In the early stages of moving toward a “hybrid fleet” of manned and uncrewed platforms, robotic vessels are expected to be used for ISR-type missions and for cuing manned platforms. Eventually, the sea service envisions deploying large unmanned surface vessels that carry missiles or other weapons.

The contractor-owned model would be more suited toward ISR or other non-lethal activities, Del Toro suggested.


“When it comes to unmanned platforms that actually have weapons on them, the U.S. government will own those and control those unquestionably. So let me make that perfectly clear absolutely. But in the ones that don’t have weapons systems on them, that are just unmanned platforms, then there’s no reason why contractors can’t actually own this — sort of like a software-as-a-service model,” he told DefenseScoop.

During his remarks to attendees at the ASNE conference, Del Toro noted that the U.S. Saildrone systems that Iran temporarily captured last year were contractor owned.

“If you look at Saildrone, for example, we don’t own the actual platforms. All the data is in the cloud. But we actually don’t own the platform or the camera that goes on the Saildrone. So if it’s actually captured by an adversary, like the Iranians tried to do … there’s no data loss, right. So, it’s going to require a whole new way of thinking about how to use this technology to our advantage,” he said.

Del Toro sees a “really bright” future for uncrewed systems.

However, “it does come with challenges that have to be paid attention to before we actually go to sort of full production of those particular individual unmanned technologies … But it also demands a whole different way of thinking, right. Because it’s about taking a piece of gear that the government may or may not own,” he said, noting the operational experimentation with Saildrone tech.


Developing concepts of operation for drones and training personnel to leverage the technology will also be critical aspects of moving toward a hybrid fleet, he noted.

Senior officials have been highlighting industrial base issues that hinder the expansion of the Navy’s fleet of manned platforms, including shipbuilding delays, shipyard capacity shortfalls and workforce challenges.
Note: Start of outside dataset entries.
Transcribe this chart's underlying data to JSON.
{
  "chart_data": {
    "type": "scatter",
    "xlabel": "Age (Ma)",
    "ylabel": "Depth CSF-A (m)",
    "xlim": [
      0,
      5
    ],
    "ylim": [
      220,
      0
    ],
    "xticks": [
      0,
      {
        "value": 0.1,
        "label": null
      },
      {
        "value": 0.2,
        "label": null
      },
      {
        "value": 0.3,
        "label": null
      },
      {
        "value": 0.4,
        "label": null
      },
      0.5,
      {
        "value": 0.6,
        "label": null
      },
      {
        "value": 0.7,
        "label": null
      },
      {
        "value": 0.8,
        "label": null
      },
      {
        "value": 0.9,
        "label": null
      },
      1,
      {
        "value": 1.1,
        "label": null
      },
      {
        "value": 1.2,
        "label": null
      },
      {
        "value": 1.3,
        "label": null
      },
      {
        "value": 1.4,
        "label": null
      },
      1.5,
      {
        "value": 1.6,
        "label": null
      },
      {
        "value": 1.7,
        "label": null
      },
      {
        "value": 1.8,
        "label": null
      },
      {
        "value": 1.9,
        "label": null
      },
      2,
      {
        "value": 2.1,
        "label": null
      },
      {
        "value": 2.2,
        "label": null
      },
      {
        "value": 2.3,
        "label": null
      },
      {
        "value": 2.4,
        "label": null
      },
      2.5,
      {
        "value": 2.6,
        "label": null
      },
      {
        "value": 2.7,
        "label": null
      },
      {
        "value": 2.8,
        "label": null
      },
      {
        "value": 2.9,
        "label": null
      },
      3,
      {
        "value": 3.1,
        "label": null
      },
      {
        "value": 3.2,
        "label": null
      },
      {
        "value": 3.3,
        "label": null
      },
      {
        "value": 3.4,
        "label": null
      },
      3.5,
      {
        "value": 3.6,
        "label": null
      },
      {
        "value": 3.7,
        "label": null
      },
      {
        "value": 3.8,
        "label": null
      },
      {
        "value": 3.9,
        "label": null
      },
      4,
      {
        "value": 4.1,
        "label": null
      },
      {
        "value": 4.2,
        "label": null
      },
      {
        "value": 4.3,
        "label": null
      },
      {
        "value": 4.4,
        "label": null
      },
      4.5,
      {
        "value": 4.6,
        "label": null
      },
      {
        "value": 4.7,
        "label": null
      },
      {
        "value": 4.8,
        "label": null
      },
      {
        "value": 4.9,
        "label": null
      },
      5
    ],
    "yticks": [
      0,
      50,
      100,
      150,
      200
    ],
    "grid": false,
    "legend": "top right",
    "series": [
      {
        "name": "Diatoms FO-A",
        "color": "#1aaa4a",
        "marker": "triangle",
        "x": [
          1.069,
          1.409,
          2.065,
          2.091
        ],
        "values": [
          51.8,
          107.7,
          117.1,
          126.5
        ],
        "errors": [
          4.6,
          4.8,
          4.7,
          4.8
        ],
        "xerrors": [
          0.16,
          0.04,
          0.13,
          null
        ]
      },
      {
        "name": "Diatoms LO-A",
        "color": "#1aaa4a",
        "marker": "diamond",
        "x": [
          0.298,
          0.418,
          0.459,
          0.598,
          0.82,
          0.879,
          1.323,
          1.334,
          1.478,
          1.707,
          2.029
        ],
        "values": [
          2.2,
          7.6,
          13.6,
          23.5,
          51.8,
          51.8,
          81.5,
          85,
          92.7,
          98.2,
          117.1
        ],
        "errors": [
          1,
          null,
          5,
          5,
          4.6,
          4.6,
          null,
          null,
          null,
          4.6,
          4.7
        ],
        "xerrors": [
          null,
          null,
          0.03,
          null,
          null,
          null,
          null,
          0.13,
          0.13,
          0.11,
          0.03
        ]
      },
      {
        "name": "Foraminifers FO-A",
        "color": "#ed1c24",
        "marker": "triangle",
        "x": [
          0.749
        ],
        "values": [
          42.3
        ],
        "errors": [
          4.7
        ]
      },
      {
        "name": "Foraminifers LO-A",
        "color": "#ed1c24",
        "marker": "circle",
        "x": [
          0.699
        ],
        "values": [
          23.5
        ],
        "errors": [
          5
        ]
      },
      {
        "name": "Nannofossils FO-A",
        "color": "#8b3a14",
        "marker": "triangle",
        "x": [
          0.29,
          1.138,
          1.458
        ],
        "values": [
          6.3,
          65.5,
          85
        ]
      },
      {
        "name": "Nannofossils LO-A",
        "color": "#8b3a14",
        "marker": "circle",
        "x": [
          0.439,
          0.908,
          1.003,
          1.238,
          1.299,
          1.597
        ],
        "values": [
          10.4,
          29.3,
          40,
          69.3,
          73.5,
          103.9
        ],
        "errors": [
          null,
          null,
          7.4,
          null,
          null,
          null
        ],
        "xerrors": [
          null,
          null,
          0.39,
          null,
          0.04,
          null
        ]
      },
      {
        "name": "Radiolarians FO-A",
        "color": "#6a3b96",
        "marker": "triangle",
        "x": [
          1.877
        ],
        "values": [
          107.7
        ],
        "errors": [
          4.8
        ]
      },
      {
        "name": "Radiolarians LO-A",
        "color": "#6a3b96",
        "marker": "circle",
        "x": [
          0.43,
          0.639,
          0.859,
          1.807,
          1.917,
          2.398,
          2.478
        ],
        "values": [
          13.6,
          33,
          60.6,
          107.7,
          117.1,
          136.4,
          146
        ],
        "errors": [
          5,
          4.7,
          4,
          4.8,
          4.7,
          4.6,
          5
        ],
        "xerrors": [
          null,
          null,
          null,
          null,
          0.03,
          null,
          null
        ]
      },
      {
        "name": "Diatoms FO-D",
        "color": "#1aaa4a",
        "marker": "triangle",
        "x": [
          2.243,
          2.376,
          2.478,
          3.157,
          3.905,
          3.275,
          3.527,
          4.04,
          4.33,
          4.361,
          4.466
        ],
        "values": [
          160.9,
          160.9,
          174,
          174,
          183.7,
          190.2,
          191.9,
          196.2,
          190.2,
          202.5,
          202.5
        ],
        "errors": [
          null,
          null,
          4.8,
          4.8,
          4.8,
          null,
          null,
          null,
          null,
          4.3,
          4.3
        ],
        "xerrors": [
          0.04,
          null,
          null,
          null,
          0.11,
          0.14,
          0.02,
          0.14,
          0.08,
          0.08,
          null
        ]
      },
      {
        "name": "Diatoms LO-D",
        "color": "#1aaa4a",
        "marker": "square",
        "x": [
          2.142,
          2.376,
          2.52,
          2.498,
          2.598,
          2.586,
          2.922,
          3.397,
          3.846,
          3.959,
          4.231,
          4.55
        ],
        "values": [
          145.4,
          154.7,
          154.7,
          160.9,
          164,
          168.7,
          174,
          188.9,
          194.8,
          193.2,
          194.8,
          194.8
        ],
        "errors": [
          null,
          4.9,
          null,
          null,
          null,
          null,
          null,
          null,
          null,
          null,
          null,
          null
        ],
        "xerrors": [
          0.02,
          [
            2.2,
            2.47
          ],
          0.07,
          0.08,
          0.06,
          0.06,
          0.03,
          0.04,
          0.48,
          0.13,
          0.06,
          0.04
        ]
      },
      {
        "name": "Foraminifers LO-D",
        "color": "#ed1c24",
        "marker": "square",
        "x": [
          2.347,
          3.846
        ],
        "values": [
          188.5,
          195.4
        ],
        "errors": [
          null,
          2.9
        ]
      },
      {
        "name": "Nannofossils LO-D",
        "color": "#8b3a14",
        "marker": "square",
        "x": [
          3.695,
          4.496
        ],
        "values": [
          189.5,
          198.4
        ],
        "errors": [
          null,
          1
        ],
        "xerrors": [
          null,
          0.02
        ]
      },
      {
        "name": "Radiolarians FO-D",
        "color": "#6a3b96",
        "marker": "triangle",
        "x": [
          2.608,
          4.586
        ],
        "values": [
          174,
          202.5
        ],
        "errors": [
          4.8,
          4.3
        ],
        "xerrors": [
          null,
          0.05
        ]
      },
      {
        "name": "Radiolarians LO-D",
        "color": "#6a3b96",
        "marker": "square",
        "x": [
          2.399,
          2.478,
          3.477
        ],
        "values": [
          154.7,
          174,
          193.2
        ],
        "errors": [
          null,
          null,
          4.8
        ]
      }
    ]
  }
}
DefenseScoop asked Del Toro if he expects the Navy will run into similar problems as uncrewed systems move into production.

“Some of those issues will be there as well, too. But I think what’s exciting too is that a lot of these platforms are smaller — so I hope it actually increases the ability to bring in smaller shipyards that will be able to also compete for some of these contracts and increase our supply chain in a much greater way. Because we need more competition in the shipbuilding industry. There’s no question about that. We need smaller shipyards to, you know, to rise and start building some of these capabilities that we’re going to need in the future,” he said.